New Hampshire has one of the more generous school voucher programs in the nation. Now a suit has been filed charging that it violates education funding statutes as well as the New Hampshire constitution.
Education Savings Accounts, a kind of super-voucher, have been pushed in New Hampshire for several years, championed by Education Commissioner Frank Edelblut, a businessman/legislator who homeschooled his children and has long championed school choice. Edelblut bowed out of a gubernatorial race with Chris Sununu, and was subsequently appointed to the head education spot by Sununu, where he butted heads with the Democratic-led legislature.
In 2020, the GOP flipped both the House and Senate. One of their first orders of business was a new voucher bill. They used the name “education freedom accounts,” an echo of Betsy DeVos’s ill-fated national voucher plan. The state would hand its share of a student’s education funding to a scholarship organization to give to families for a wide assortment of expenses, with loose limits on who could get the voucher, few limits on how it could be spent, and no oversight of the taxpayer dollars.
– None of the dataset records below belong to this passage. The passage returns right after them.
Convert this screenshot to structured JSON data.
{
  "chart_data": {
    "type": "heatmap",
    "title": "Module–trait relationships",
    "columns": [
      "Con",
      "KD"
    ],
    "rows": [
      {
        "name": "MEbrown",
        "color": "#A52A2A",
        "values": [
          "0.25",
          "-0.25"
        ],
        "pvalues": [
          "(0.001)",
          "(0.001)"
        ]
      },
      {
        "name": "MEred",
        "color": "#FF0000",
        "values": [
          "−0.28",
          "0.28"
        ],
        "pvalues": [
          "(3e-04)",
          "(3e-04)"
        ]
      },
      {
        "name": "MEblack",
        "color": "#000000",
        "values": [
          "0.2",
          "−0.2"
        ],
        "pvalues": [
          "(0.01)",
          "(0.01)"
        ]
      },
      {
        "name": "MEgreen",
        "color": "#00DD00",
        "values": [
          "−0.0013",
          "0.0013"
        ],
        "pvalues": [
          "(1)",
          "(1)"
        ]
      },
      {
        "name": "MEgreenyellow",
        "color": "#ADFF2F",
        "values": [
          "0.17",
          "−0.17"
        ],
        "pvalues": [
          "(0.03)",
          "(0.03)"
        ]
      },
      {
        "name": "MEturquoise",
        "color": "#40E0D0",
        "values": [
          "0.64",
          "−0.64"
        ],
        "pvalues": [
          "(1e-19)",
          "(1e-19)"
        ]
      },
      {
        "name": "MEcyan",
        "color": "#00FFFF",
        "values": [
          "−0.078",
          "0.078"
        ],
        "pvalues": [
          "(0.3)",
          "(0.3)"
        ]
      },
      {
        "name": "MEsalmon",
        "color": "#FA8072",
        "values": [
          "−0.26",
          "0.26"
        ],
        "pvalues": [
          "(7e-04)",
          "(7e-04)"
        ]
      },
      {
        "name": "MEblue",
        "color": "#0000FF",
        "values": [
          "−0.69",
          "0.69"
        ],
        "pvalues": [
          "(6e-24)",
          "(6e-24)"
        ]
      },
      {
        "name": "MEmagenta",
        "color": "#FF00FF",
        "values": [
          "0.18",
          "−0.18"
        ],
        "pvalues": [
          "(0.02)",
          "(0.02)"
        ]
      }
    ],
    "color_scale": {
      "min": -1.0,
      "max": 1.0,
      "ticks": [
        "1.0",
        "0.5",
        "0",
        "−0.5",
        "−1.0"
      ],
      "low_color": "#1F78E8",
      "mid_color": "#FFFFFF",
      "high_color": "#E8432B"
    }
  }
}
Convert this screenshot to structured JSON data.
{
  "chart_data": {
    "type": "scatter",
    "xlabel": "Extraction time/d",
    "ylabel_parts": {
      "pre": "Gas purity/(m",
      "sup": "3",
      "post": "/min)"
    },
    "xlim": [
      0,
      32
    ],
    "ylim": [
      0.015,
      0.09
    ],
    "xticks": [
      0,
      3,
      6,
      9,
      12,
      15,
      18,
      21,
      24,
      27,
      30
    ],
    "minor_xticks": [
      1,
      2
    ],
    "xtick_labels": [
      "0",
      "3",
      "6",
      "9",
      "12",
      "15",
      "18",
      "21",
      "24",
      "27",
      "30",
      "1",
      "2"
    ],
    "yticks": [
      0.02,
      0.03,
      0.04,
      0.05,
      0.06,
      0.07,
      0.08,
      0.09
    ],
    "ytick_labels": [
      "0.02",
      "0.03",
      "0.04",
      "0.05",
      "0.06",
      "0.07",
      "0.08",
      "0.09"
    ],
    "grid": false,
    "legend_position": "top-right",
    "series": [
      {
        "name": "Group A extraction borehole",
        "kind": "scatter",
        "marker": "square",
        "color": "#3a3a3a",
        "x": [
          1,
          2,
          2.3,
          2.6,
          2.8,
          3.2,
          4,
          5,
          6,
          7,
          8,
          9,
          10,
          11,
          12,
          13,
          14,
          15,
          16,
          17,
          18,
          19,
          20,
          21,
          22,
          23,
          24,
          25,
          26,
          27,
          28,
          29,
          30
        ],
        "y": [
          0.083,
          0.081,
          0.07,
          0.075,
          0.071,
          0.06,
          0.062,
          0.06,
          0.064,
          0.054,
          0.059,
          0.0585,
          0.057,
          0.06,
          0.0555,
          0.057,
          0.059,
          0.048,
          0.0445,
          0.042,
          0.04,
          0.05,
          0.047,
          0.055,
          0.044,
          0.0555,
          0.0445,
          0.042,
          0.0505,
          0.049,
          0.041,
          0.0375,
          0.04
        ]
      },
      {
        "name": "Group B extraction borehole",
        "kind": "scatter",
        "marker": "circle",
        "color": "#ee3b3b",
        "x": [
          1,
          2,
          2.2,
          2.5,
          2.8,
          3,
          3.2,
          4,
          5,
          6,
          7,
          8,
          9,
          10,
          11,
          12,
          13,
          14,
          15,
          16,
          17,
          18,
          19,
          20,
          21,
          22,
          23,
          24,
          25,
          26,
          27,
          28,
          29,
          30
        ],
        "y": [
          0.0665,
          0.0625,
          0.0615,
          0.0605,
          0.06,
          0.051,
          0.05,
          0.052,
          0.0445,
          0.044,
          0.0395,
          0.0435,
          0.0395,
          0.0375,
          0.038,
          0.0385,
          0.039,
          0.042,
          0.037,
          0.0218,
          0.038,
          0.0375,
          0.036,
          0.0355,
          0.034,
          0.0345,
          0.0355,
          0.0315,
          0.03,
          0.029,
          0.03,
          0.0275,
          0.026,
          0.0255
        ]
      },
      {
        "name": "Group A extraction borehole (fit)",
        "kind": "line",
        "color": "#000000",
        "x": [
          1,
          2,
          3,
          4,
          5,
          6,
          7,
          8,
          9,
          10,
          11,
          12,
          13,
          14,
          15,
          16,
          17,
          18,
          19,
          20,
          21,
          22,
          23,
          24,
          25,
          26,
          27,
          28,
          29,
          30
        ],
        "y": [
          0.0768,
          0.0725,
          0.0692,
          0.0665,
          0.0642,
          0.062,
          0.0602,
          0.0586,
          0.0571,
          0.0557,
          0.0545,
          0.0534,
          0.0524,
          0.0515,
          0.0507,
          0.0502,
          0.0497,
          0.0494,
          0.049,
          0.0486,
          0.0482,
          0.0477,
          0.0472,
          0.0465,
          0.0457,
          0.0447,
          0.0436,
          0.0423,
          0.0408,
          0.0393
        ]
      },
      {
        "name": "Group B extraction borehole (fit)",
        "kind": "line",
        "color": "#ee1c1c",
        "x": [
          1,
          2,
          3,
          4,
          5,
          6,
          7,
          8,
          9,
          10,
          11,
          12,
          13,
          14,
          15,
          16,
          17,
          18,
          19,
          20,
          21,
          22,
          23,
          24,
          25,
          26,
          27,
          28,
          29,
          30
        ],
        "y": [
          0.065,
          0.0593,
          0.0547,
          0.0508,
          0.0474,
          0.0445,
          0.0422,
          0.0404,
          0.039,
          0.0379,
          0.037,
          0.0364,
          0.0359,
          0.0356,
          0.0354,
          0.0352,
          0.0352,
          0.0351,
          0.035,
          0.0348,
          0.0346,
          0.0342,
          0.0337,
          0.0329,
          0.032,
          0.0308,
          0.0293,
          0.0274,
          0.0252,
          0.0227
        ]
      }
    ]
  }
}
The vouchers are funded by the state’s Education Trust Fund. That fund was established in 1999 as a result of Claremont School District v. Governor of New Hampshire, a case that resulted in an agreement that the state would kick in a larger share of school funding.
The Education Trust Fund was where that state funding would be held, and the current rules are pretty clear on how the funds may be used. The funds
shall not be used for any purpose other than to distribute adequate education grants to municipalities' school districts and to approved charter schools...
In short, the law does not indicate that the funds may be used for vouchers, education savings accounts, or Education Freedom Accounts.